Falling inflows from oil revenue to Norway’s leviathan Government Pension Fund Global (GPFG) will not change the NOK7.1trn (€762bn) sovereign wealth fund’s investment strategy or its need for diversification, according to the fund’s second in command.

Trond Grande, deputy chief executive at Norges Bank Investment Management (NBIM), which manages the GPFG, said in an interview with IPE: “The fund and its investment strategy are basically the same, regardless of growing much more or when there are withdrawals from the fund.”

The Norwegian government withdrew money from the GPFG for the first time in the first quarter of this year, taking NOK25bn out of the fund in the period.

In average terms, the fund’s inflows have been climbing every year between 1999 and 2013, from which point they have declined. 

Norway’s financial fortunes have been hit by the fall in the global price of oil, with Brent crude oil prices having collapsed in the past two years to lows of around $30 a barrel in February this year from around $115 at the beginning of 2014.

Asked whether the prospect of lower oil revenues reducing future inflows to the fund – and possible repeats of the latest withdrawals by the government – made the fund’s push towards increased asset-type diversification less urgent, Grande said: “No, I don’t think the two things really play together.”

The changes in inflows and outflows seen so far are basically “just around the margins,” he said.

“So the investment strategy will be, for all practical purposes, the same, until Parliament decides different,” Grande said.

The Norwegian Parliament’s Standing Committee of Finance and Economic Affairs on Friday held an open hearing to discuss the Finance Ministry’s white paper on the management of the GPFG, which contains various recommendations for change, including an increase in the real estate allocation to 7% from 5%.

In its advice to the minister of finance prior to the white paper’s being drafted, NBIM recommended in December that the real estate allocation be lifted to 10% and that the fund be allowed to invest in unlisted infrastructure for the first time.

Permission to take on infrastructure was declined for the time being by the ministry in its white paper.

Asked whether the fund were now becoming a more active owner of companies, Grande said: “Yes, that’s absolutely what it is – we’re not an activist investor, we’re an active investor and we’re not a passive investor – we’re in the middle there.

“It means we take our fiduciary duty seriously, as we are one of the largest shareholders of many of these companies, particularly in Europe, and it goes hand in hand with good governance and good long-term returns.”

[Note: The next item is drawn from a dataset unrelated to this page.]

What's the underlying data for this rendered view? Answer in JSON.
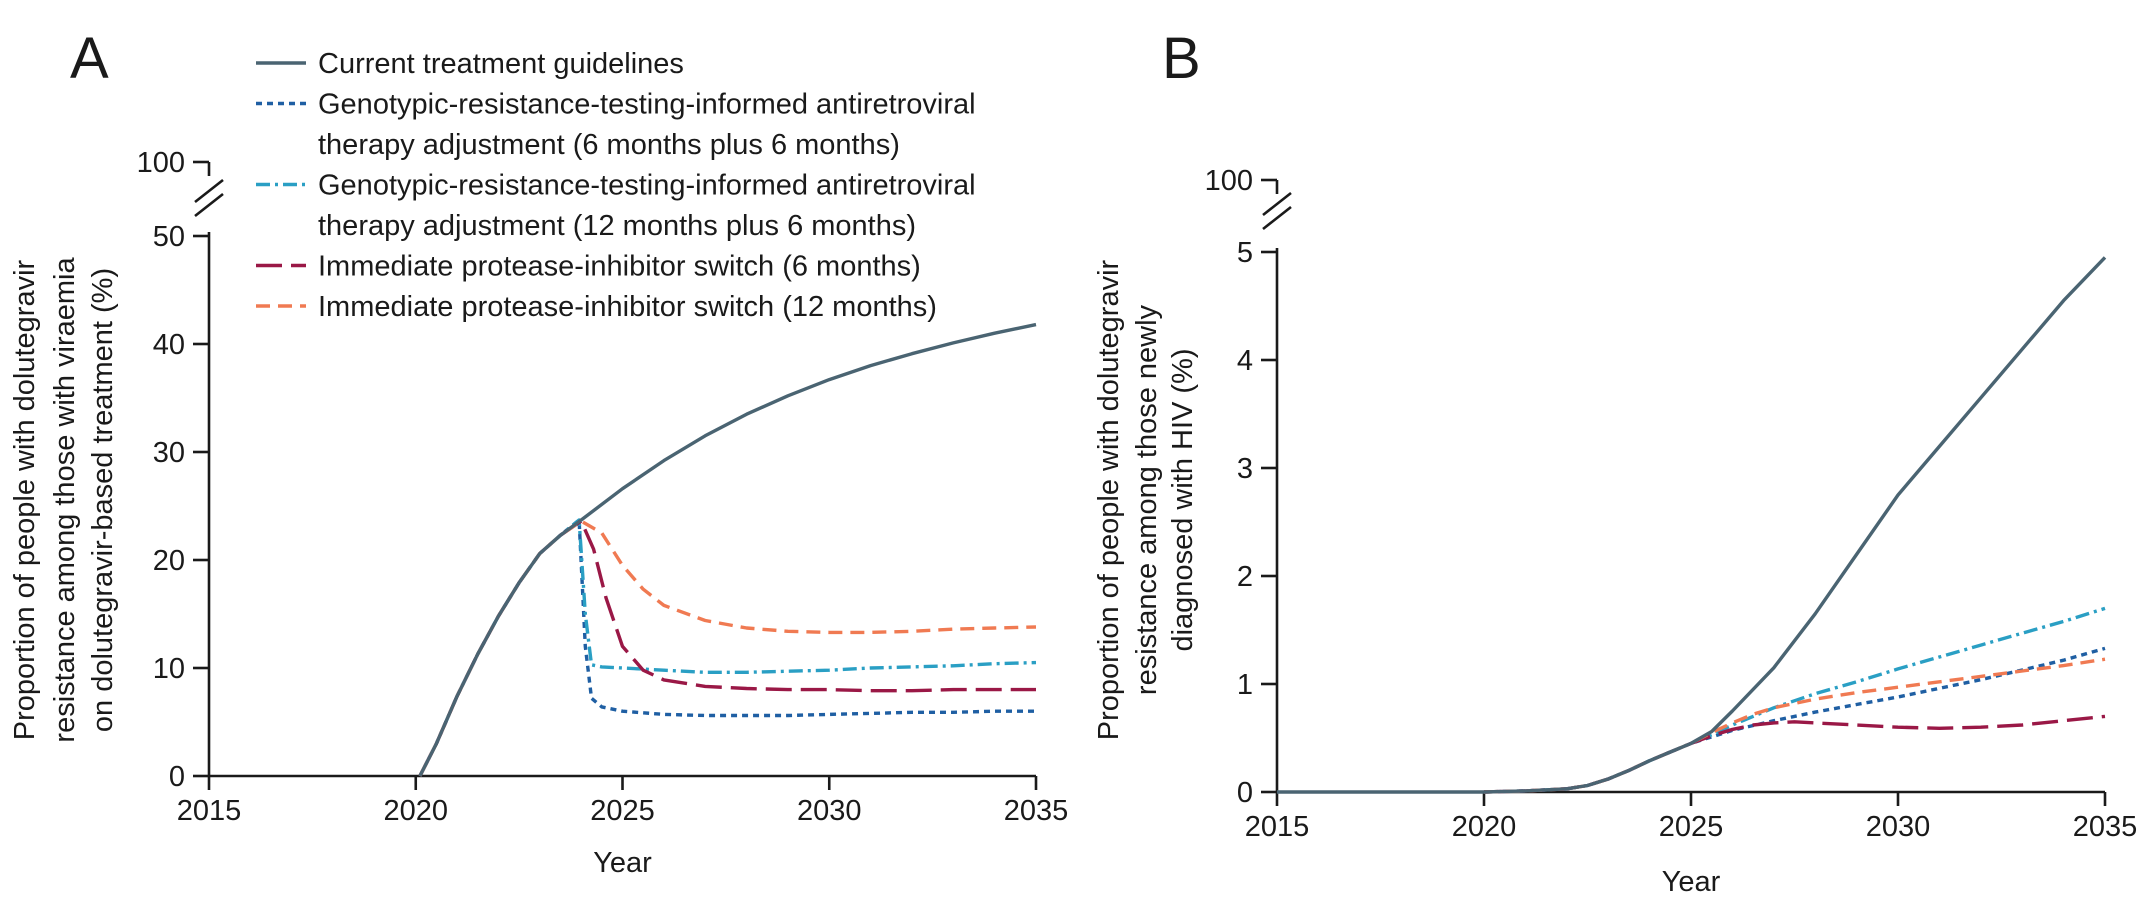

In its first-quarter report, published on Thursday, NBIM said the GPFG had done more work between January and March on standard setting and expectations for the companies in which it invests.

It said this work included publishing a new expectations document on human rights and updated voting guidelines with the aim of making the fund’s voting more principles-based and predictable – taking account of “company-specific factors” and supporting the fund’s long-term strategy.

“So yes, we are active and engaging with the companies with the aim to achieve the highest possible return in the long run,” Grande said.